As mulheres que permanecem nas comunidades reafirmam, também, a qualidade de sua participação, em situações de reuniões que envolvam a comunidade como um todo. Nestes casos, formam um círculo em torno da reunião principal dos homens, distribuindo-se pelas margens da "casa de reuniões", acompanhando atentamente o discurso de cada participante, discutindo entre si os lances mais emocionantes de cada disputa, e mesmo transmitindo suas opiniões através do maridos, ou parentes homens participantes.

Em relação a questão da possibilidade de vinculação entre um suposto aumento de suicídio e uma maior presença do uso do álcool nas comunidades Ticuna onde ocorre uma maior incidência de casos, o uso de bebidas alcoólicas deve ser avaliado dentro de marcos mais gerais de entendimento dos significados diversos que esse uso e os "modelos de beber" podem assumir em sociedades culturalmente diferenciadas.

A introdução de bebidas alcoólicas entre os índios esteve presente na história dos seus primeiros contato com os diversos segmentos da população ocidental branca, a cachaça fazendo parte dos "brindes" deixados pelas diferentes expedições que adentraram em seus territórios. Para os Ticuna, a relação com a bebida alcóolica parece ficar estabelecida de forma mais intensa a partir das facilidades de acesso estabelecidas pelas trocas no barracão do patrão seringalista, ou mesmo pela sua ampla disponibilidade nas propriedades onde havia intensa produção de cachaça para comercialização nos mercados locais.

Nas décadas de 20 e 30 o lote de terras denominado "Belém" do "patrão" Romualdo Mafra, produzia borracha, açúcar e cachaça. Para a produção do açúcar e da cachaça, a propriedade dispunha de canaviais de extensão regular, e de uma usina e alambique.

Segundo Nimuendajú (1982), no tempo do "finado" Romualdo Mafra os índios que trabalhavam em sua propriedade recebiam cachaça a vontade, o que resultava em freqüentes "desordens sangrentas" tanto no barracão como nas comunidades de dentro do igarapé. Comparando os Ticuna de Belém com os índios do Igarapé Preto, onde a cachaça era mais rara, Nimuendajú classifica os primeiros de "fracos, menos sadios e degenerados" (Ibid.:203).

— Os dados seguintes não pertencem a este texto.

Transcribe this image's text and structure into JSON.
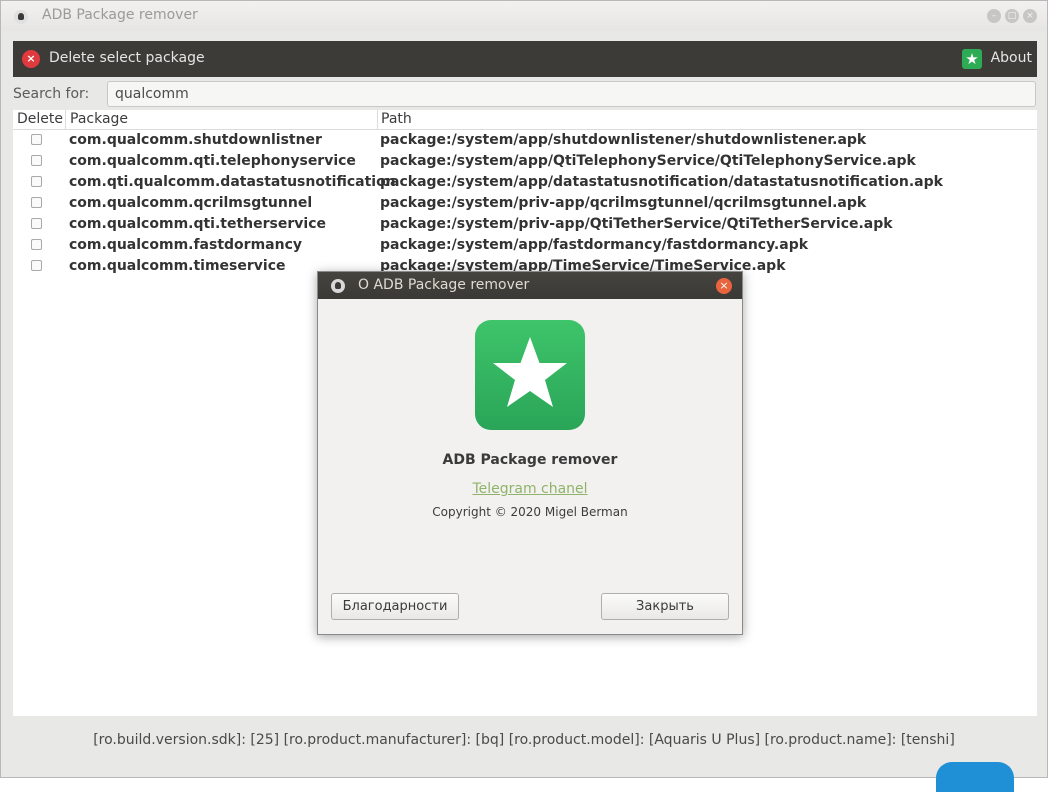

Vários autores citam a mudança de comportamento dos Ticuna a partir da ingestão da cachaça, ou mesmo de suas bebidas feitas de mandioca (pajuarú), da macaxeira (caiçuma) e de milho (chicha).

"Bêbados, tornam-se insolentes e perigosos dando-se às vezes ferimento mais ou menos graves nos conflictos que estabelecem durante a intoxicação" (Nimuendajú, op.cit::193-194).

No entanto o uso das bebidas fermentadas é tradicional entre os Ticuna e, de acordo com uma classificação em "mais fortes" ou "mais fracas", podem ser consumidas como "refresco", fazendo parte da dieta alimentar diária, ou produzidas para as festas rituais (moça nova ou de nominação da criança) ou para os mutirões, denominados ajuris, nos quais aquele que convida, o "dono do ajuri", é o responsável pelo aprovisionamento de bebida e comida durante a realização da tarefa combinada.

Frei Fidelis de Alviano, que conviveu com eles durante mais de 18 anos anotou a violência dos festejos Ticuna:

"Os índios quase não celebram uma festa em que não haja mortos e feridos; eles praticam vinganças horrorosas! Mas então são maus!!! Não são maus. Quando não estão embriagados, são bons ... cometem muitos crimes que, segundo suas convicções ou nas condições em que os cometem são, ao menos, excusáveis. (...)

Outro gênero de homicídio que, no Amazonas, chamamos de caiçumada, diz respeito aos crimes que os índios cometem nas festas como foi dito. Tais crimes também têm pouca importância na vida dos indígenas, porque êles não matam por vingança, por raiva, não, mas sim por brincadeira; o homicídio é a última cena com que os bêbedos arrematam, às vêzes, as suas festas. Empurram-se ... abraçam-se, arrastam-se, caem no chão, levantam-se... e, afinal, como último cumprimento, rasgam a barriga ou cortam o pescoço uns dos outros" (Alviano, 1943: 19-20).

Um quadro de intoxicação pela bebida parece sancionar, dentro de determinados contextos de festas rituais, reuniões festivas e mesmo grandes bebedeiras de fins de semana, a ocorrência de discussões e acusações que podem se desdobrar em brigas que resultam em ferimentos ou mortes. Nos ajuris a ocorrência de violência é menos registrada, mas aí também existe um grande consumo de bebidas durante o dia de trabalho, podendo a reunião se estender pela noite, na casa do dono do ajuri, com cantos e danças.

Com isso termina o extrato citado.